Pearl set him up on her shoulders and watched as he positioned her portrait front and center, hanging it crookedly over several others. She didn't straighten it.

She opened the freezer and handed Steven one of those frozen cat treats. His eyes lit up as Pearl helped him tear the wrapper. "Yes yes yes yes yes yes!" Cookie crumbs rained down on her head.

She swung the freezer door shut and found herself at eye level with her distorted likeness once again. P-E-R-L. She paused, still holding onto the fridge handle.

"Lovely," Steven said, clapping sticky ice-cream hands against her cheeks. Warmth spread through her core, though his fingers were freezing.
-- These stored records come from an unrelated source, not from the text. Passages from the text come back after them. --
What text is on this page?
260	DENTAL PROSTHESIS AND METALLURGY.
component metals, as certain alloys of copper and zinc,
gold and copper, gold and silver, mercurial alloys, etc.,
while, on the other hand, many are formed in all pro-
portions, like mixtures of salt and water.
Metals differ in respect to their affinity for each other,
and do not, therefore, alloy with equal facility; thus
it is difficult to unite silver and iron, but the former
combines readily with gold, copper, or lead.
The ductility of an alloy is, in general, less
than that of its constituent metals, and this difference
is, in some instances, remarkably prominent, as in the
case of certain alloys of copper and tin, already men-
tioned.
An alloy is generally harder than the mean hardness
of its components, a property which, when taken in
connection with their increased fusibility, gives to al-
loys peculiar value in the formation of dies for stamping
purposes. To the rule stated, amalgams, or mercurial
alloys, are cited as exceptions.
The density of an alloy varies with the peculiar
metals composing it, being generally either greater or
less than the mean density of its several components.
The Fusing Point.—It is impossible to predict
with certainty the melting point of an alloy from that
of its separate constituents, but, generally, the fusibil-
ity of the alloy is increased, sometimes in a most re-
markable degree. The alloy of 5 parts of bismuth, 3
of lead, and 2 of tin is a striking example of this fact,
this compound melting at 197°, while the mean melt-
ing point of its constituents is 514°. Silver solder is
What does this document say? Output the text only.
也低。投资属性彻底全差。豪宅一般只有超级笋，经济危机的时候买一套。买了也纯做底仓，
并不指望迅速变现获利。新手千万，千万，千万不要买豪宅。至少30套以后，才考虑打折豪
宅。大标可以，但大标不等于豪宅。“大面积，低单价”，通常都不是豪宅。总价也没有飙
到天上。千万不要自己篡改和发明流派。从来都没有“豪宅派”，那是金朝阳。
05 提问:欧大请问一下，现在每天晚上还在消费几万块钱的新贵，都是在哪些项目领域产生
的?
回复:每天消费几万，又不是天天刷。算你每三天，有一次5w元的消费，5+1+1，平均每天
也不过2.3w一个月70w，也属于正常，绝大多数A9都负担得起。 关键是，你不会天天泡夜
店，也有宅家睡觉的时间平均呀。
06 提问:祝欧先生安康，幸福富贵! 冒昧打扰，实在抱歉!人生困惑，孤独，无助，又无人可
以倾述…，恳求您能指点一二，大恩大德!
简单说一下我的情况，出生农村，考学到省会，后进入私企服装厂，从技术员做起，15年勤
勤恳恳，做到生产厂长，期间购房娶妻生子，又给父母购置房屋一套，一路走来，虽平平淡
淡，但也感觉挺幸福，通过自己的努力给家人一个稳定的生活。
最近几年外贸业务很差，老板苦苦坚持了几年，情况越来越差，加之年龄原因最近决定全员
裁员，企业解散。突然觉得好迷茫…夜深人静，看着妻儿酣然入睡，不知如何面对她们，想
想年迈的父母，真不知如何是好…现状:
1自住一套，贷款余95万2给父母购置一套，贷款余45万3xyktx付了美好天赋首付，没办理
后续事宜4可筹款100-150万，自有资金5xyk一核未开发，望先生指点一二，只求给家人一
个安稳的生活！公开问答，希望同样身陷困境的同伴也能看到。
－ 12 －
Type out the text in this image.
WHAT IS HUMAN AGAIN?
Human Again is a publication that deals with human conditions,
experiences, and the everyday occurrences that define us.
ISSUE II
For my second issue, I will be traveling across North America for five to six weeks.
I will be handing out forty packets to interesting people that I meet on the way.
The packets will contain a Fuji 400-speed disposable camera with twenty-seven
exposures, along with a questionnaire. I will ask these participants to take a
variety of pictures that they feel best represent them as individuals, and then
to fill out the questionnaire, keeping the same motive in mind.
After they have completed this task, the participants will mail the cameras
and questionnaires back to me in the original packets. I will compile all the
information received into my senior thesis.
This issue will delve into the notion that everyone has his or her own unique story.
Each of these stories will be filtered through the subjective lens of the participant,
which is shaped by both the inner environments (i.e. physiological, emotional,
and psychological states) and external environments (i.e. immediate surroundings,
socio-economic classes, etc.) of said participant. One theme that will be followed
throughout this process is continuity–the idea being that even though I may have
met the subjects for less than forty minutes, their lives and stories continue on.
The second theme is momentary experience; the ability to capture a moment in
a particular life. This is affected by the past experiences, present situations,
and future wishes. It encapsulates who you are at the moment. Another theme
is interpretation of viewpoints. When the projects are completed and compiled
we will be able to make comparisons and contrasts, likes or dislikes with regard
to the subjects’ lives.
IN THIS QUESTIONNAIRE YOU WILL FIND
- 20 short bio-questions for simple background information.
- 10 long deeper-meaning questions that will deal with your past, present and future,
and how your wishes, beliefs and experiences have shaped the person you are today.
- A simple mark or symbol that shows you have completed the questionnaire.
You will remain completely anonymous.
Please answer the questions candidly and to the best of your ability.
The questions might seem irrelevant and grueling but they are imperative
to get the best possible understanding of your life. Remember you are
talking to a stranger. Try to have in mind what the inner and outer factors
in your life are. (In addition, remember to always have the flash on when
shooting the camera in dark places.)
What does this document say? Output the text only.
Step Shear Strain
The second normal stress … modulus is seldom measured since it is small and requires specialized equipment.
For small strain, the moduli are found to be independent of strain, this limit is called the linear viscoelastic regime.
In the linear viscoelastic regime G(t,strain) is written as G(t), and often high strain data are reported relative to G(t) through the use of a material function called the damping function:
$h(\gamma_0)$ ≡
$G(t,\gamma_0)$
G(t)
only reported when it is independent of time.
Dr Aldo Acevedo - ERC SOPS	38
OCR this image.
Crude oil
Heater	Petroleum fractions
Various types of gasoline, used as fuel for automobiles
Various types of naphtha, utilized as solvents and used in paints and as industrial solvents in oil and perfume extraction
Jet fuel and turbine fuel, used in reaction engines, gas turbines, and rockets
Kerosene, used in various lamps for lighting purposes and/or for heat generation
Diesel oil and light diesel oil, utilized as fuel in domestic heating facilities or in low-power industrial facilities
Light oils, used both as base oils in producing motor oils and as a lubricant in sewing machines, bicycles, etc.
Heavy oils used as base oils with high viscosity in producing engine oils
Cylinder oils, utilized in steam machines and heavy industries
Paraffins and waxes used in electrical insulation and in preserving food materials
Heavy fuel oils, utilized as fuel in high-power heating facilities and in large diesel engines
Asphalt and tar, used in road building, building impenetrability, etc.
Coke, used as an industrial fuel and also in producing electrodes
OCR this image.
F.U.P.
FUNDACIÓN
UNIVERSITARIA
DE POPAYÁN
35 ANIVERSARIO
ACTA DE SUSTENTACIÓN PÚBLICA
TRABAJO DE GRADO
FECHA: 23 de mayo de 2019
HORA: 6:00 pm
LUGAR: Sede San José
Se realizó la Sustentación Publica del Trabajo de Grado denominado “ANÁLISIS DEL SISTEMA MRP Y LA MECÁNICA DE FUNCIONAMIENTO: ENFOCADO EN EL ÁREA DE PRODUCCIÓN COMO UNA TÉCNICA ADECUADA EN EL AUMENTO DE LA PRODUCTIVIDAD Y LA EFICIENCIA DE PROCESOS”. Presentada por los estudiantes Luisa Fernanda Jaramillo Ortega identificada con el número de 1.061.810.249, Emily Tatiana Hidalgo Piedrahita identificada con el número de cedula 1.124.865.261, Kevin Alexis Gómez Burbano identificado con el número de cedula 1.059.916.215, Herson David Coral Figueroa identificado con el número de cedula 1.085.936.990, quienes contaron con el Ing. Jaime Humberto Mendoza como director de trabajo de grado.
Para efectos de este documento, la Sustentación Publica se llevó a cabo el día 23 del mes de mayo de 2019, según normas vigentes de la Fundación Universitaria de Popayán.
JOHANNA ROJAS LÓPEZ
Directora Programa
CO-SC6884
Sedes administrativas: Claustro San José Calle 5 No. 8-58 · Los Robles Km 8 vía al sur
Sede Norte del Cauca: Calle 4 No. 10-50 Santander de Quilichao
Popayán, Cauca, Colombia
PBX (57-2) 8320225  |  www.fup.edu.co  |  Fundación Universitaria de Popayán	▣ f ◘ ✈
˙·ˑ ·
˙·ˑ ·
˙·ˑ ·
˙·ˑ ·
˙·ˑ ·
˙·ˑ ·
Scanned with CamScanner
"Lovely," Pearl repeated, softly.

And after a long moment, she smiled.


AND NOW

The story's over.

I'm sure that Rose chose to have Steven for a number of reasons, many of which we aren't privy to yet, but I will bet anything in the world that she wants to show Pearl that not only are humans capable of so much than she thinks and worthy of so much more love, but Pearl herself is, too. Gaaahhhhh.

Thank you all SO MUCH for the reviews, follows, and favorites! I am as proud of this mess of a story as Steven is of his artwork. :) I love this fandom, and I'm sure I'll have to write more for it soon, especially now that the show is returning to its regular schedule. Tomorrow! Hooray!